Local authority in Worcestershire, England

Redditch Borough Council is the local authority for Redditch, a non-metropolitan district with borough status in Worcestershire, England. The council is based at Redditch Town Hall.

The council went under no overall control at the May 2026 election, since when the council has been run by a Conservative-led administration with the support of a confidence and supply agreement with Reform UK.

The borough council is due to be abolished in 2028 as part of upcoming structural changes to local government in England.

==History==
The town of Redditch was made a local government district in 1858, governed by a local board. Such districts were renamed urban districts in 1894. The urban district in turn was abolished in 1974 and replaced by a non-metropolitan district covering the same area as the former urban district, but with different powers and responsibilities.

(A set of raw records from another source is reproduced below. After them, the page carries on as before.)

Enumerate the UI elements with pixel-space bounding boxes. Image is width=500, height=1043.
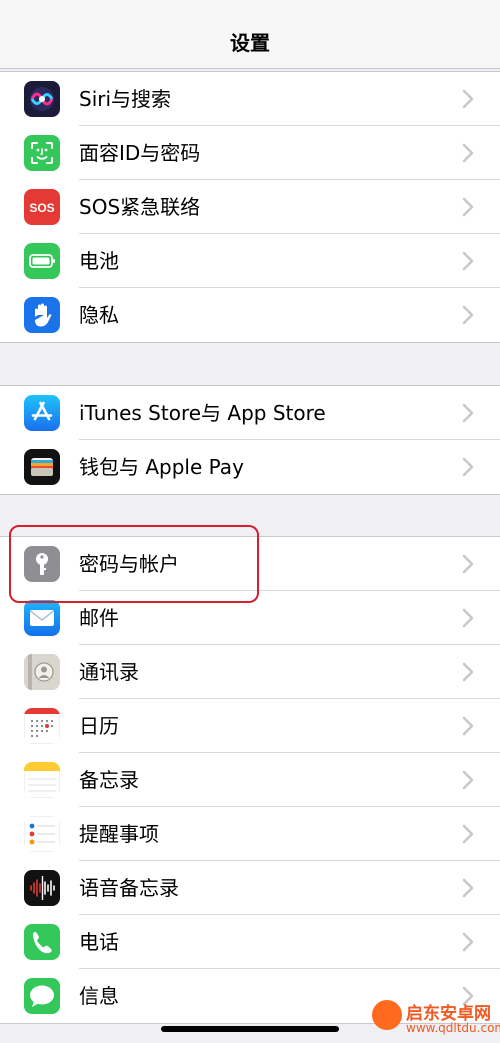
phone-icon [24,924,60,960]
sos-icon: SOS [24,189,60,225]
settings-item-label: 电池 [79,249,119,273]
svg-text:SOS: SOS [29,201,54,215]
chevron-right-icon [462,305,474,325]
app-store-icon [24,395,60,431]
settings-item-voice-memos[interactable]: 语音备忘录 [0,861,500,915]
chevron-right-icon [462,554,474,574]
reminders-icon [24,816,60,852]
settings-item-label: 钱包与 Apple Pay [79,455,244,479]
chevron-right-icon [462,662,474,682]
chevron-right-icon [462,770,474,790]
home-indicator[interactable] [161,1026,339,1032]
settings-item-notes[interactable]: 备忘录 [0,753,500,807]
site-watermark: 启东安卓网 www.qdltdu.com [370,997,500,1041]
battery-icon [24,243,60,279]
chevron-right-icon [462,197,474,217]
settings-item-app-store[interactable]: iTunes Store与 App Store [0,386,500,440]
siri-icon [24,81,60,117]
page-title: 设置 [230,31,270,55]
settings-item-siri[interactable]: Siri与搜索 [0,72,500,126]
notes-icon [24,762,60,798]
messages-icon [24,978,60,1014]
watermark-logo-icon [372,1000,402,1030]
chevron-right-icon [462,403,474,423]
chevron-right-icon [462,878,474,898]
contacts-icon [24,654,60,690]
settings-item-phone[interactable]: 电话 [0,915,500,969]
settings-item-label: 通讯录 [79,660,139,684]
chevron-right-icon [462,608,474,628]
watermark-url: www.qdltdu.com [406,1021,500,1035]
settings-item-face-id[interactable]: 面容ID与密码 [0,126,500,180]
chevron-right-icon [462,143,474,163]
settings-item-wallet[interactable]: 钱包与 Apple Pay [0,440,500,494]
settings-item-privacy[interactable]: 隐私 [0,288,500,342]
settings-item-label: 日历 [79,714,119,738]
settings-group-stores: iTunes Store与 App Store 钱包与 Apple Pay [0,385,500,495]
passwords-key-icon [24,546,60,582]
chevron-right-icon [462,89,474,109]
chevron-right-icon [462,932,474,952]
settings-item-label: Siri与搜索 [79,87,172,111]
settings-item-label: 邮件 [79,606,119,630]
wallet-icon [24,449,60,485]
settings-item-reminders[interactable]: 提醒事项 [0,807,500,861]
settings-item-label: 面容ID与密码 [79,141,201,165]
settings-item-passwords-accounts[interactable]: 密码与帐户 [0,537,500,591]
chevron-right-icon [462,251,474,271]
settings-item-mail[interactable]: 邮件 [0,591,500,645]
navigation-bar: 设置 [0,0,500,69]
settings-group-apps: 密码与帐户 邮件 通讯录 日历 备忘录 提醒事项 语音备忘录 电话 信息 [0,536,500,1024]
chevron-right-icon [462,824,474,844]
chevron-right-icon [462,457,474,477]
settings-item-label: SOS紧急联络 [79,195,201,219]
settings-item-label: 语音备忘录 [79,876,179,900]
settings-item-label: 备忘录 [79,768,139,792]
settings-item-label: 密码与帐户 [79,552,179,576]
calendar-icon [24,708,60,744]
settings-item-battery[interactable]: 电池 [0,234,500,288]
voice-memos-icon [24,870,60,906]
settings-item-sos[interactable]: SOS SOS紧急联络 [0,180,500,234]
face-id-icon [24,135,60,171]
settings-item-label: 提醒事项 [79,822,159,846]
chevron-right-icon [462,716,474,736]
settings-item-label: 信息 [79,984,119,1008]
settings-item-label: iTunes Store与 App Store [79,401,326,425]
settings-item-contacts[interactable]: 通讯录 [0,645,500,699]
mail-icon [24,600,60,636]
privacy-hand-icon [24,297,60,333]
settings-group-system: Siri与搜索 面容ID与密码 SOS SOS紧急联络 电池 隐私 [0,71,500,343]
settings-item-label: 隐私 [79,303,119,327]
settings-item-calendar[interactable]: 日历 [0,699,500,753]
settings-item-label: 电话 [79,930,119,954]
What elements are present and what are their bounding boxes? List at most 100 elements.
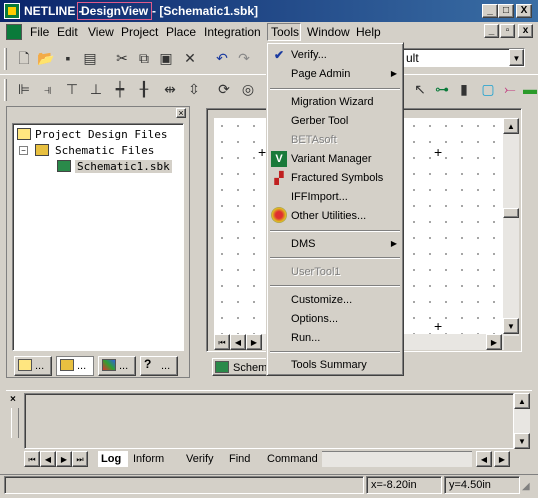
align-right-icon[interactable]: ⫣	[38, 79, 58, 99]
log-tab-log[interactable]: Log	[98, 451, 128, 467]
status-message	[4, 476, 364, 494]
distribute-horizontal-icon[interactable]: ⇹	[160, 79, 180, 99]
copy-icon[interactable]: ⧉	[134, 48, 154, 68]
log-scroll-down-icon[interactable]: ▼	[514, 433, 530, 449]
scroll-down-icon[interactable]: ▼	[503, 318, 519, 334]
maximize-button[interactable]: □	[498, 4, 514, 18]
menu-place[interactable]: Place	[166, 25, 196, 39]
menu-item-gerber-tool[interactable]: Gerber Tool	[291, 115, 348, 127]
log-output-area[interactable]	[24, 393, 514, 449]
minimize-button[interactable]: _	[482, 4, 498, 18]
menu-item-verify[interactable]: Verify...	[291, 49, 327, 61]
app-icon[interactable]	[4, 3, 20, 19]
place-wire-icon[interactable]: ⤚	[500, 79, 520, 99]
panel-close-icon[interactable]: ×	[176, 108, 186, 118]
collapse-icon[interactable]: −	[19, 146, 28, 155]
menu-edit[interactable]: Edit	[57, 25, 78, 39]
dropdown-arrow-icon[interactable]: ▼	[509, 49, 524, 66]
print-icon[interactable]: ▤	[80, 48, 100, 68]
menu-item-customize[interactable]: Customize...	[291, 294, 352, 306]
log-tab-verify[interactable]: Verify	[186, 451, 214, 467]
align-center-horizontal-icon[interactable]: ╂	[134, 79, 154, 99]
document-icon[interactable]	[6, 24, 22, 40]
place-port-icon[interactable]: ▢	[478, 79, 498, 99]
log-horizontal-scrollbar[interactable]	[322, 451, 472, 467]
menu-project[interactable]: Project	[121, 25, 158, 39]
log-scroll-right-icon[interactable]: ▶	[494, 451, 510, 467]
scroll-first-icon[interactable]: ⏮	[214, 334, 230, 350]
undo-icon[interactable]: ↶	[212, 48, 232, 68]
log-tab-next-icon[interactable]: ▶	[56, 451, 72, 467]
menu-item-page-admin[interactable]: Page Admin	[291, 68, 350, 80]
log-scroll-up-icon[interactable]: ▲	[514, 393, 530, 409]
menu-item-fractured-symbols[interactable]: Fractured Symbols	[291, 172, 383, 184]
menu-help[interactable]: Help	[356, 25, 381, 39]
log-tab-find[interactable]: Find	[229, 451, 250, 467]
menu-file[interactable]: File	[30, 25, 49, 39]
place-component-icon[interactable]: ▮	[454, 79, 474, 99]
tree-root-label[interactable]: Project Design Files	[35, 128, 167, 141]
menu-item-options[interactable]: Options...	[291, 313, 338, 325]
menu-window[interactable]: Window	[307, 25, 350, 39]
mirror-icon[interactable]: ◎	[238, 79, 258, 99]
scroll-right-icon[interactable]: ▶	[486, 334, 502, 350]
place-bus-icon[interactable]: ▬	[520, 79, 538, 99]
menu-item-tools-summary[interactable]: Tools Summary	[291, 359, 367, 371]
project-tree[interactable]: Project Design Files − Schematic Files S…	[12, 123, 184, 351]
log-tab-prev-icon[interactable]: ◀	[40, 451, 56, 467]
log-tab-inform[interactable]: Inform	[133, 451, 164, 467]
output-close-icon[interactable]: ×	[10, 394, 16, 405]
scroll-prev-icon[interactable]: ◀	[230, 334, 246, 350]
view-mode-dropdown[interactable]	[402, 48, 525, 67]
select-pointer-icon[interactable]: ↖	[410, 79, 430, 99]
vertical-scrollbar[interactable]: ▲ ▼	[503, 118, 519, 336]
menu-item-dms[interactable]: DMS	[291, 238, 315, 250]
log-scroll-left-icon[interactable]: ◀	[476, 451, 492, 467]
align-bottom-icon[interactable]: ⊥	[86, 79, 106, 99]
cut-icon[interactable]: ✂	[112, 48, 132, 68]
mdi-close-button[interactable]: x	[518, 24, 533, 38]
menu-separator-2	[270, 230, 400, 232]
schematic-file-icon	[57, 160, 71, 172]
paste-icon[interactable]: ▣	[156, 48, 176, 68]
menu-item-other-utilities[interactable]: Other Utilities...	[291, 210, 366, 222]
menu-integration[interactable]: Integration	[204, 25, 261, 39]
variant-v-icon: V	[271, 151, 287, 167]
new-file-icon[interactable]: 🗋	[14, 48, 34, 68]
resize-grip-icon[interactable]: ◢	[522, 480, 536, 494]
tree-file-label[interactable]: Schematic1.sbk	[75, 160, 172, 173]
menu-view[interactable]: View	[88, 25, 114, 39]
toolbar-grip-2[interactable]	[4, 79, 7, 101]
verify-checkmark-icon: ✔	[273, 48, 285, 62]
redo-icon[interactable]: ↷	[234, 48, 254, 68]
align-center-vertical-icon[interactable]: ┿	[110, 79, 130, 99]
log-tab-last-icon[interactable]: ⏭	[72, 451, 88, 467]
close-button[interactable]: X	[516, 4, 532, 18]
menu-item-iffimport[interactable]: IFFImport...	[291, 191, 348, 203]
mdi-restore-button[interactable]: ▫	[500, 24, 515, 38]
title-document: - [Schematic1.sbk]	[152, 4, 259, 18]
menu-item-variant-manager[interactable]: Variant Manager	[291, 153, 372, 165]
mdi-minimize-button[interactable]: _	[484, 24, 499, 38]
rotate-icon[interactable]: ⟳	[214, 79, 234, 99]
menu-item-run[interactable]: Run...	[291, 332, 320, 344]
menu-item-migration-wizard[interactable]: Migration Wizard	[291, 96, 374, 108]
scroll-thumb[interactable]	[503, 208, 519, 218]
open-folder-icon[interactable]: 📂	[36, 48, 56, 68]
delete-icon[interactable]: ✕	[180, 48, 200, 68]
save-icon[interactable]: ▪	[58, 48, 78, 68]
align-top-icon[interactable]: ⊤	[62, 79, 82, 99]
log-vertical-scrollbar[interactable]: ▲ ▼	[514, 393, 530, 449]
output-grip[interactable]	[11, 408, 19, 438]
align-left-icon[interactable]: ⊫	[14, 79, 34, 99]
log-tab-command[interactable]: Command	[267, 451, 318, 467]
toolbar-grip[interactable]	[4, 48, 7, 70]
crosshair-marker-2: +	[434, 318, 443, 334]
distribute-vertical-icon[interactable]: ⇳	[184, 79, 204, 99]
scroll-next-icon[interactable]: ▶	[246, 334, 262, 350]
log-tab-first-icon[interactable]: ⏮	[24, 451, 40, 467]
tree-folder-label[interactable]: Schematic Files	[55, 144, 154, 157]
place-net-icon[interactable]: ⊶	[432, 79, 452, 99]
menu-separator-4	[270, 285, 400, 287]
scroll-up-icon[interactable]: ▲	[503, 118, 519, 134]
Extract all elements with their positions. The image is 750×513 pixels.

Redditch district was awarded borough status on 15 May 1980, changing the council's name to Redditch Borough Council and allowing the chair of the council to take the title of mayor.

In 2026, the government announced plans to abolish the borough with effect from April 2028, with the borough council's functions passing to a new unitary authority for North Worcestershire.

==Governance==
Redditch Borough Council provides district-level services. County-level services are provided by Worcestershire County Council. Feckenham is a civil parish, which forms a third tier of local government for that part of the borough; the rest of the borough is an unparished area.

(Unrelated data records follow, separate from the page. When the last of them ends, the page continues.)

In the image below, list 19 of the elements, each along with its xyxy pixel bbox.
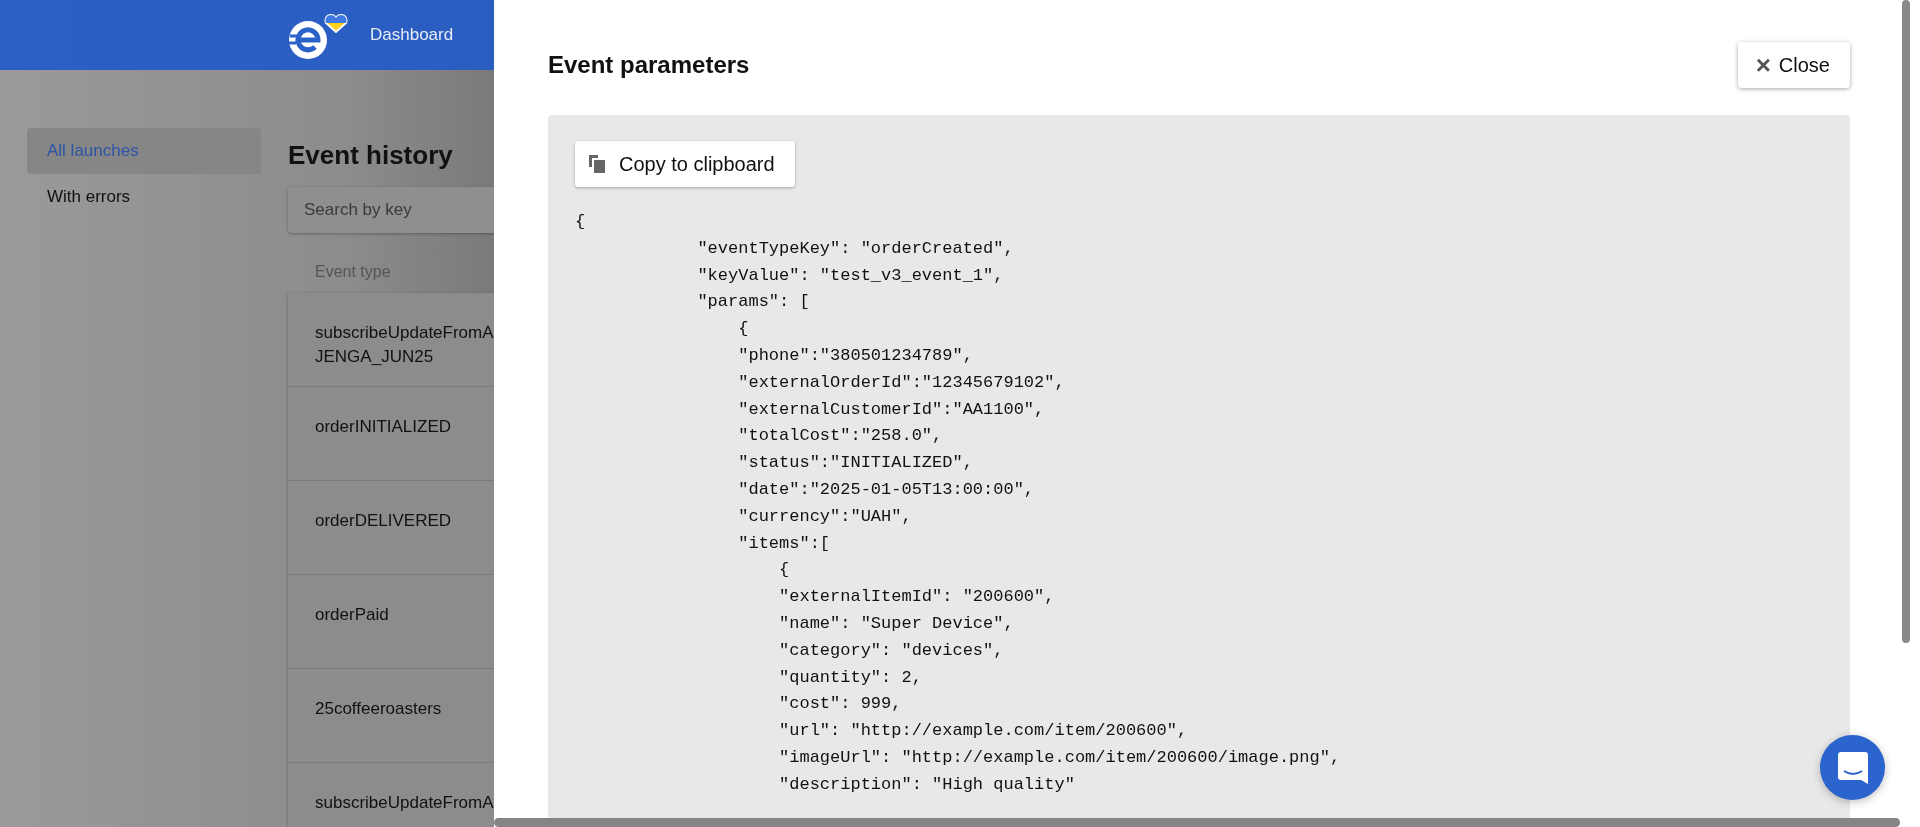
scrollbar[interactable] xyxy=(494,818,1900,827)
modal-title: Event parameters xyxy=(548,51,750,79)
event-type-text: subscribeUpdateFromA xyxy=(315,323,494,343)
event-type-text: orderDELIVERED xyxy=(315,511,453,531)
copy-icon xyxy=(589,155,605,173)
copy-button[interactable]: Copy to clipboard xyxy=(575,141,795,187)
event-type-text: 25coffeeroasters xyxy=(315,699,443,719)
close-button[interactable]: × Close xyxy=(1737,42,1850,88)
scrollbar[interactable] xyxy=(1902,0,1910,643)
page-title: Event history xyxy=(288,140,454,171)
search-field[interactable]: Search by key xyxy=(288,187,494,233)
event-type-text: subscribeUpdateFromA xyxy=(315,793,494,813)
event-type-text: orderPaid xyxy=(315,605,390,625)
nav-link[interactable]: Dashboard xyxy=(370,25,454,45)
sidebar-item[interactable]: With errors xyxy=(27,174,261,220)
chat-icon xyxy=(1837,751,1868,784)
json-code: { "eventTypeKey": "orderCreated", "keyValue": "test_v3_event_1", "params": [ { "phone":"380501234789", "externalOrderId":"12345679102", "externalCustomerId":"AA1100", "totalCost":"258.0", "status":"INITIALIZED", "date":"2025-01-05T13:00:00", "currency":"UAH", "items":[ { "externalItemId": "200600", "name": "Super Device", "category": "devices", "quantity": 2, "cost": 999, "url": "http://example.com/item/200600", "imageUrl": "http://example.com/item/200600/image.png", "description": "High quality" xyxy=(575,211,1342,796)
event-type-text: JENGA_JUN25 xyxy=(315,347,435,367)
event-type-text: orderINITIALIZED xyxy=(315,417,453,437)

Since 2008, the council has developed shared working arrangements with neighbouring Bromsgrove District Council, with the two organisations sharing a chief executive, management team and other staff.

==Political control==
The council went under no overall control at the 2026 election. Labour was the largest party after that election, but an administration comprising the Conservatives and independent councillors took control of the council instead, led by Conservative councillor Matt Dormer. The new administration was supported by Reform UK on a confidence and supply basis.

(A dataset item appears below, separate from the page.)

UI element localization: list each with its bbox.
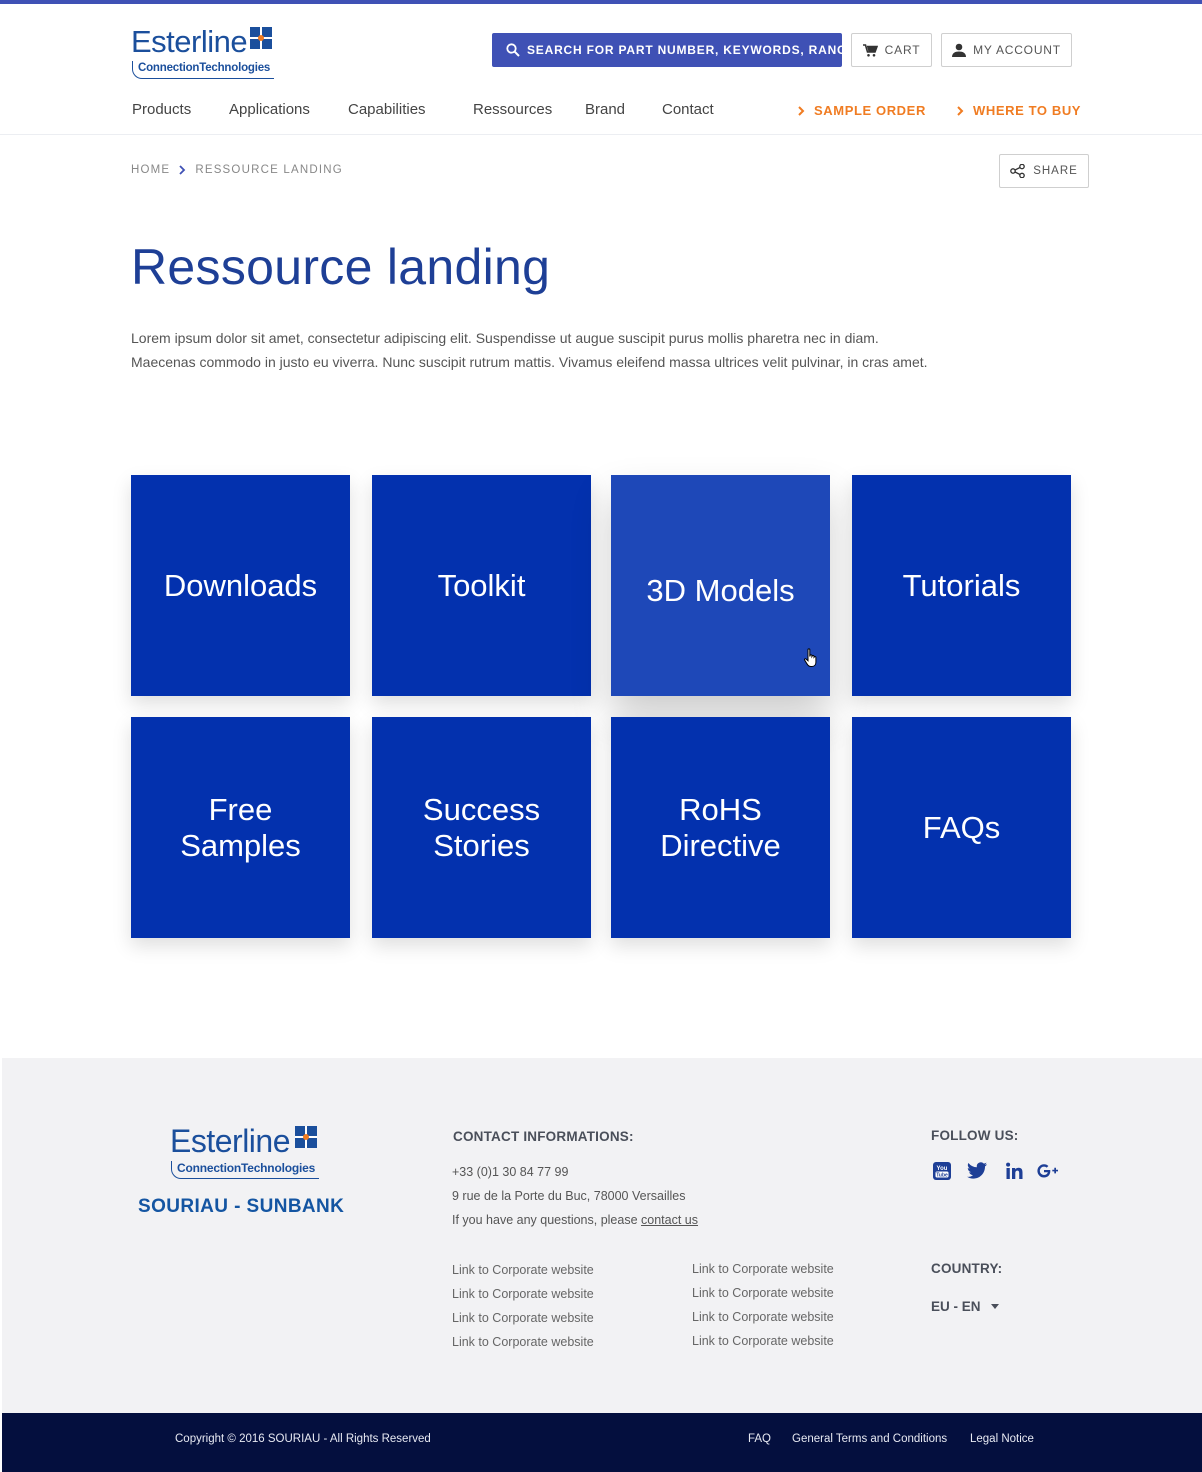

Political control of the council since the 1974 reforms has been as follows:

| Party in control |  | Years |
|---|---|---|
|  | Labour | 1974–1976 |
|  | Conservative | 1976–1983 |
|  | Labour | 1983–2002 |
|  | No overall control | 2002–2004 |
|  | Labour | 2004–2006 |
|  | No overall control | 2006–2008 |
|  | Conservative | 2008–2012 |
|  | Labour | 2012–2018 |
|  | Conservative | 2018–2024 |
|  | Labour | 2024–2026 |
|  | No overall control | 2026–present |

===Leadership===
The role of mayor is largely ceremonial in Redditch. Political leadership is instead provided by the leader of the council. The leaders since 2008 have been:

| Councillor | Party |  | From | To |
|---|---|---|---|---|
| Carole Gandy |  | Conservative | May 2008 | 21 May 2012 |
| Bill Hartnett |  | Labour | 21 May 2012 | 21 May 2018 |
| Matthew Dormer |  | Conservative | 21 May 2018 | 20 May 2024 |
| Joe Baker |  | Labour | 20 May 2024 | 11 April 2025 |
| Sharon Harvey |  | Labour | 19 May 2025 | 26 May 2026 |
| Matthew Dormer |  | Conservative | 26 May 2026 |  |

===Composition===
Following the 2026 election, and subsequent changes of allegiance up to June 2026 the composition of the council was:

| Party |  | Councillors |
|---|---|---|
|  | Labour | 13 |
|  | Reform | 7 |
|  | Conservative | 4 |
|  | Independent | 3 |
| Total |  | 27 |

==Premises==
The council is based at Redditch Town Hall on Walter Stranz Square. The foundation stone was laid in 1981. It cost £7.5 million to build and it was opened in 1982.

==Elections==

Since the last boundary changes in 2024, the council has comprised 27 councillors representing 9 wards, with each ward electing three councillors. Elections are held three years out of every four, with a third of the council elected each time for a four-year term of office. Worcestershire County Council elections are held in the fourth year of the cycle when there are no borough council elections.